The Creative Farm is a co-working spot just for creatives, with a goal “to support the growth and development of the creative community” by having common spaces and encouraging discussion among members.
Colorado is so committed to fostering the growth of the creative community that Governor John Hickenlooper signed a bill in 2011 encouraging the development of “creative districts” in places where there are already high concentrations of artistic activity. There are now 18 certified Creative Districts across the state, including RiNo, 40 West Arts, and the Sante Fe Art District in Denver. The annual job growth in these districts has been around 5 percent, while the state average is around 2 percent.
Indoor spaces can inspire your work, too. With all kinds of museums, ranging from the Denver Museum of Nature & Science to the May National History Museum (the world’s largest private insect collection), there is something for everyone.
And every musician can draw inspiration at the museum at the Red Rocks Amphitheater and its memorabilia donated by past performers there.
Perhaps most importantly, there’s money being invested in Colorado’s creative industries. The Denver Foundation’s Arts Affinity Group (AAG), for example, has awarded hundreds of thousands of dollars to creative nonprofit art organizations since it’s inception in 2013. And since 2014, the group has hosted Colorado Art Tank, in which finalists are invited to present their creative business ideas to a panel of community members in front of a live audience.
Colorado Creative Industries (CCI), the state arts agency and a division of the Colorado Office of Economic Development and International Trade, also connects creatives to inspiring mentors at the Change Leader Institute. Using a model that has had proven success in Utah, 95 percent of participants report that the three-day workshop made them “more apt to be creative and innovative.” And 95 percent of participants also credit the workshop for bringing about personal growth.

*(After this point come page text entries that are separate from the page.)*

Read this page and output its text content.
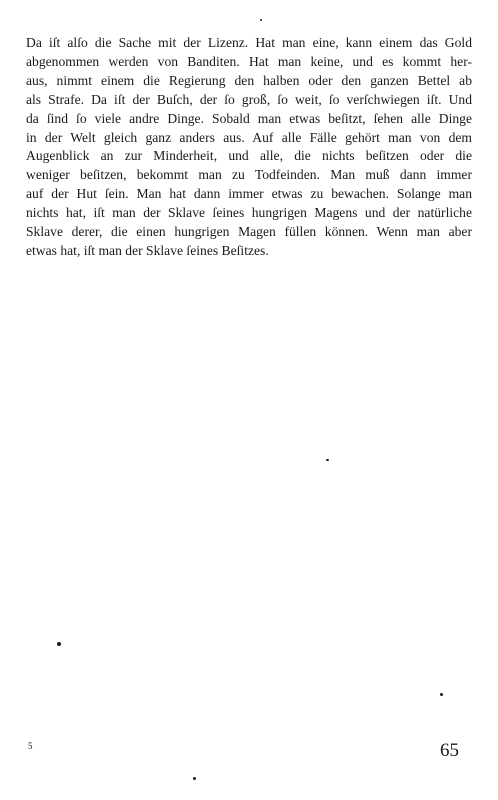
Da iſt alſo die Sache mit der Lizenz. Hat man eine, kann einem das Gold
abgenommen werden von Banditen. Hat man keine, und es kommt her-
aus, nimmt einem die Regierung den halben oder den ganzen Bettel ab
als Strafe. Da iſt der Buſch, der ſo groß, ſo weit, ſo verſchwiegen iſt. Und
da ſind ſo viele andre Dinge. Sobald man etwas beſitzt, ſehen alle Dinge
in der Welt gleich ganz anders aus. Auf alle Fälle gehört man von dem
Augenblick an zur Minderheit, und alle, die nichts beſitzen oder die
weniger beſitzen, bekommt man zu Todfeinden. Man muß dann immer
auf der Hut ſein. Man hat dann immer etwas zu bewachen. Solange man
nichts hat, iſt man der Sklave ſeines hungrigen Magens und der natürliche
Sklave derer, die einen hungrigen Magen füllen können. Wenn man aber
etwas hat, iſt man der Sklave ſeines Beſitzes.
5	65
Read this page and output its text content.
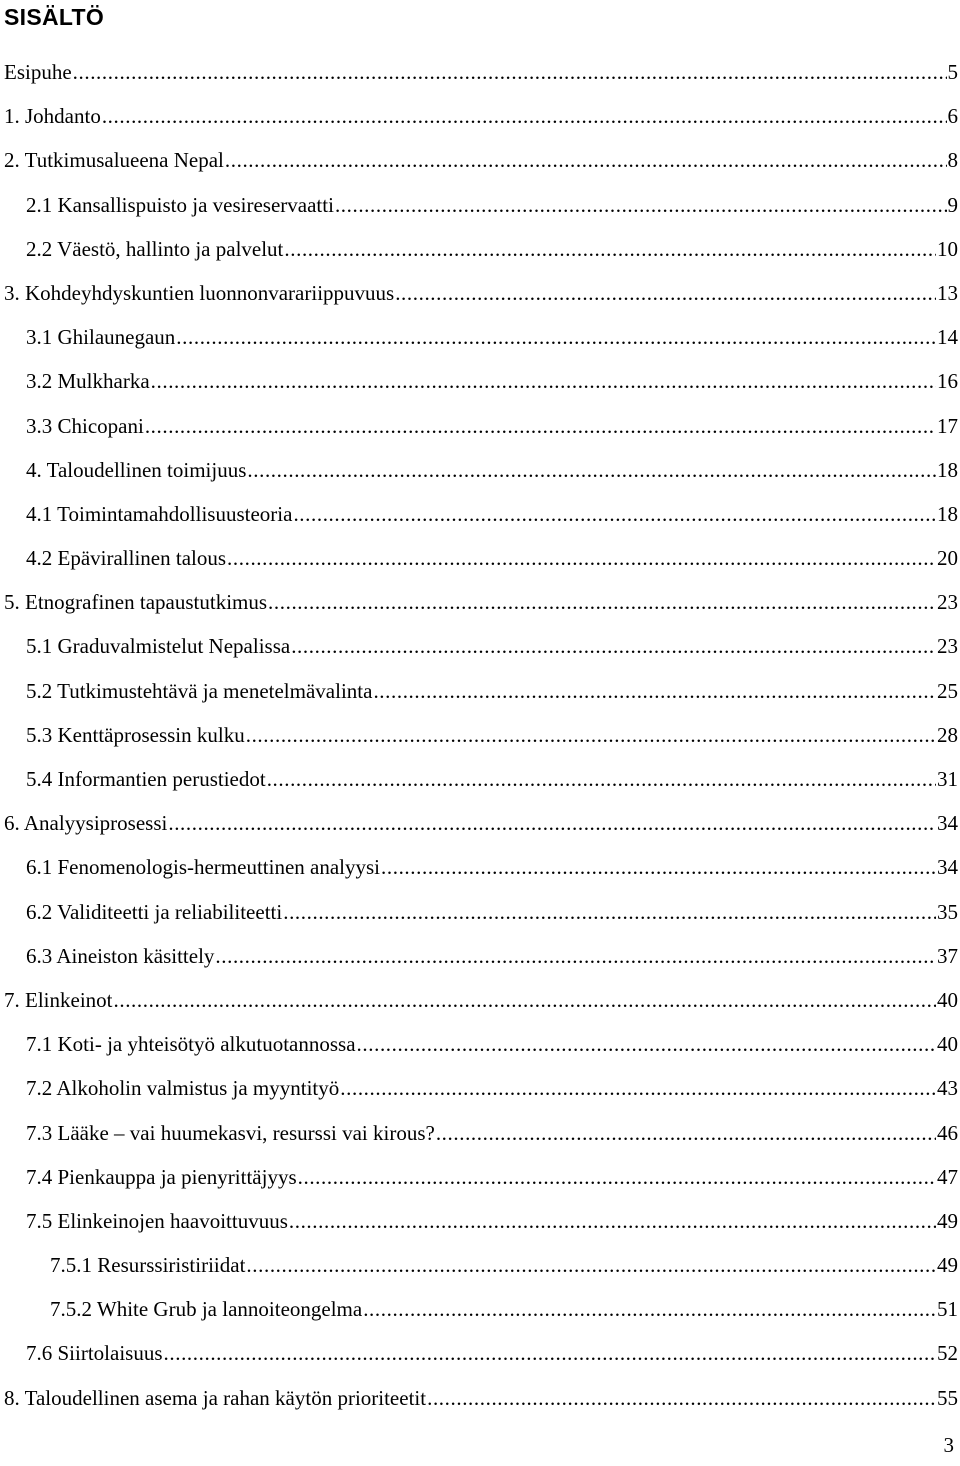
SISÄLTÖ
Esipuhe .....	5
1. Johdanto .....	6
2. Tutkimusalueena Nepal .....	8
2.1 Kansallispuisto ja vesireservaatti .....	9
2.2 Väestö, hallinto ja palvelut .....	10
3. Kohdeyhdyskuntien luonnonvarariippuvuus .....	13
3.1 Ghilaunegaun .....	14
3.2 Mulkharka .....	16
3.3 Chicopani .....	17
4. Taloudellinen toimijuus .....	18
4.1 Toimintamahdollisuusteoria .....	18
4.2 Epävirallinen talous .....	20
5. Etnografinen tapaustutkimus .....	23
5.1 Graduvalmistelut Nepalissa .....	23
5.2 Tutkimustehtävä ja menetelmävalinta .....	25
5.3 Kenttäprosessin kulku .....	28
5.4 Informantien perustiedot .....	31
6. Analyysiprosessi .....	34
6.1 Fenomenologis-hermeuttinen analyysi .....	34
6.2 Validiteetti ja reliabiliteetti .....	35
6.3 Aineiston käsittely .....	37
7. Elinkeinot .....	40
7.1 Koti- ja yhteisötyö alkutuotannossa .....	40
7.2 Alkoholin valmistus ja myyntityö .....	43
7.3 Lääke – vai huumekasvi, resurssi vai kirous? .....	46
7.4 Pienkauppa ja pienyrittäjyys .....	47
7.5 Elinkeinojen haavoittuvuus .....	49
7.5.1 Resurssiristiriidat .....	49
7.5.2 White Grub ja lannoiteongelma .....	51
7.6 Siirtolaisuus .....	52
8. Taloudellinen asema ja rahan käytön prioriteetit .....	55
3
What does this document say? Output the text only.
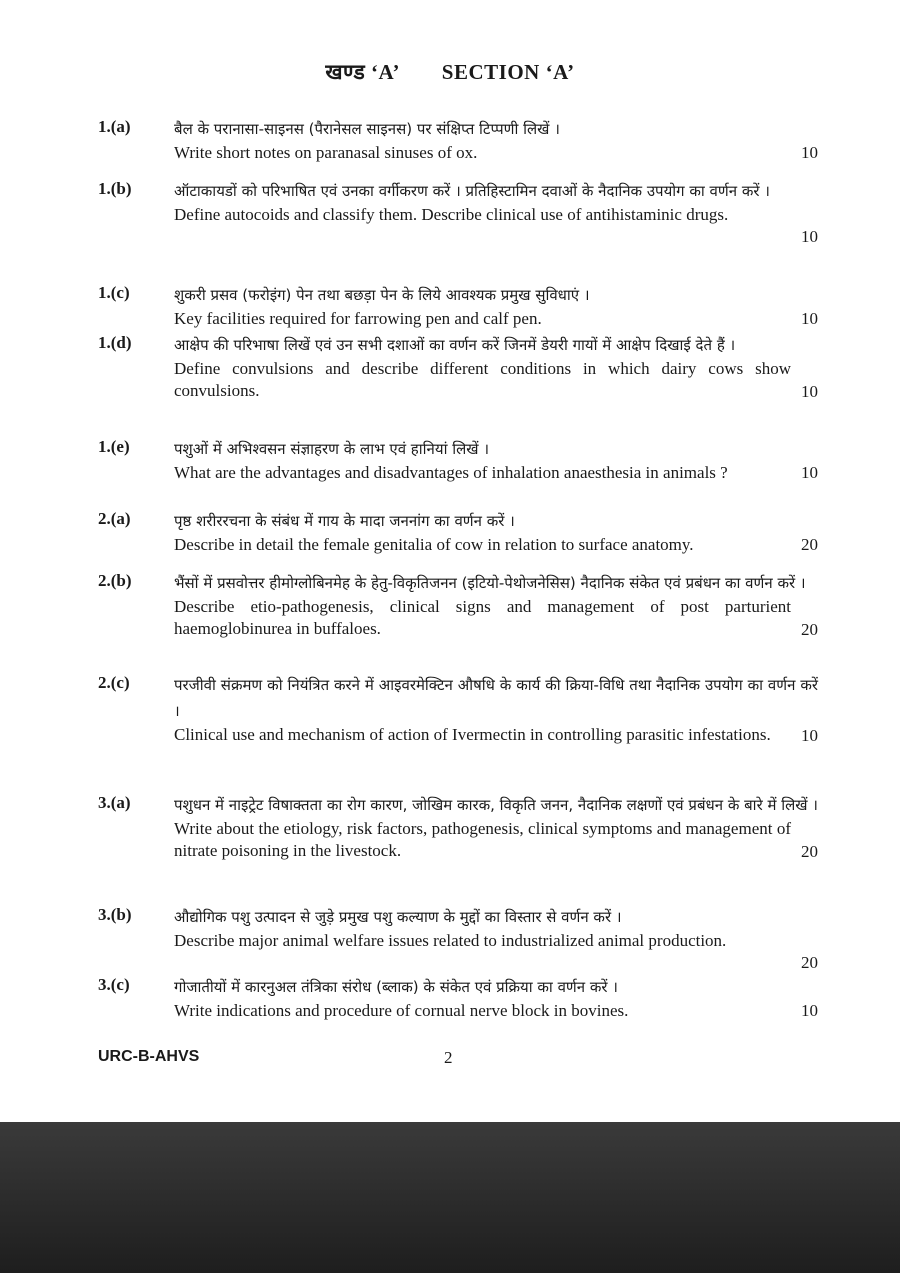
खण्ड ‘A’ SECTION ‘A’
1.(a)	बैल के परानासा-साइनस (पैरानेसल साइनस) पर संक्षिप्त टिप्पणी लिखें ।
Write short notes on paranasal sinuses of ox.	10
1.(b)	ऑटाकायडों को परिभाषित एवं उनका वर्गीकरण करें । प्रतिहिस्टामिन दवाओं के नैदानिक उपयोग का वर्णन करें ।
Define autocoids and classify them. Describe clinical use of antihistaminic drugs.
10
1.(c)	शुकरी प्रसव (फरोइंग) पेन तथा बछड़ा पेन के लिये आवश्यक प्रमुख सुविधाएं ।
Key facilities required for farrowing pen and calf pen.	10
1.(d)	आक्षेप की परिभाषा लिखें एवं उन सभी दशाओं का वर्णन करें जिनमें डेयरी गायों में आक्षेप दिखाई देते हैं ।
Define convulsions and describe different conditions in which dairy cows show convulsions.	10
1.(e)	पशुओं में अभिश्वसन संज्ञाहरण के लाभ एवं हानियां लिखें ।
What are the advantages and disadvantages of inhalation anaesthesia in animals ?	10
2.(a)	पृष्ठ शरीररचना के संबंध में गाय के मादा जननांग का वर्णन करें ।
Describe in detail the female genitalia of cow in relation to surface anatomy.	20
2.(b)	भैंसों में प्रसवोत्तर हीमोग्लोबिनमेह के हेतु-विकृतिजनन (इटियो-पेथोजनेसिस) नैदानिक संकेत एवं प्रबंधन का वर्णन करें ।
Describe etio-pathogenesis, clinical signs and management of post parturient haemoglobinurea in buffaloes.	20
2.(c)	परजीवी संक्रमण को नियंत्रित करने में आइवरमेक्टिन औषधि के कार्य की क्रिया-विधि तथा नैदानिक उपयोग का वर्णन करें ।
Clinical use and mechanism of action of Ivermectin in controlling parasitic infestations.	10
3.(a)	पशुधन में नाइट्रेट विषाक्तता का रोग कारण, जोखिम कारक, विकृति जनन, नैदानिक लक्षणों एवं प्रबंधन के बारे में लिखें ।
Write about the etiology, risk factors, pathogenesis, clinical symptoms and management of nitrate poisoning in the livestock.	20
3.(b)	औद्योगिक पशु उत्पादन से जुड़े प्रमुख पशु कल्याण के मुद्दों का विस्तार से वर्णन करें ।
Describe major animal welfare issues related to industrialized animal production.
20
3.(c)	गोजातीयों में कारनुअल तंत्रिका संरोध (ब्लाक) के संकेत एवं प्रक्रिया का वर्णन करें ।
Write indications and procedure of cornual nerve block in bovines.	10
URC-B-AHVS	2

None of the benefits matter if you can’t afford to actually live in a place, right? Margaret Hunt, director of CCI, has said, “one of the challenges with Creative Districts we’re discovering is artists move into a neighborhood because it’s affordable. Then it becomes hip and cool, and then property values go up and they’re forced out.”
It’s unfortunate indeed when it becomes too expensive for creatives to live in the communities where they work. Space to Create is a state-driven initiative to create affordable housing and workspaces for artists and creatives, so that they are inspired to to directly impact their communities, and it’s the first program of its kind in the U.S.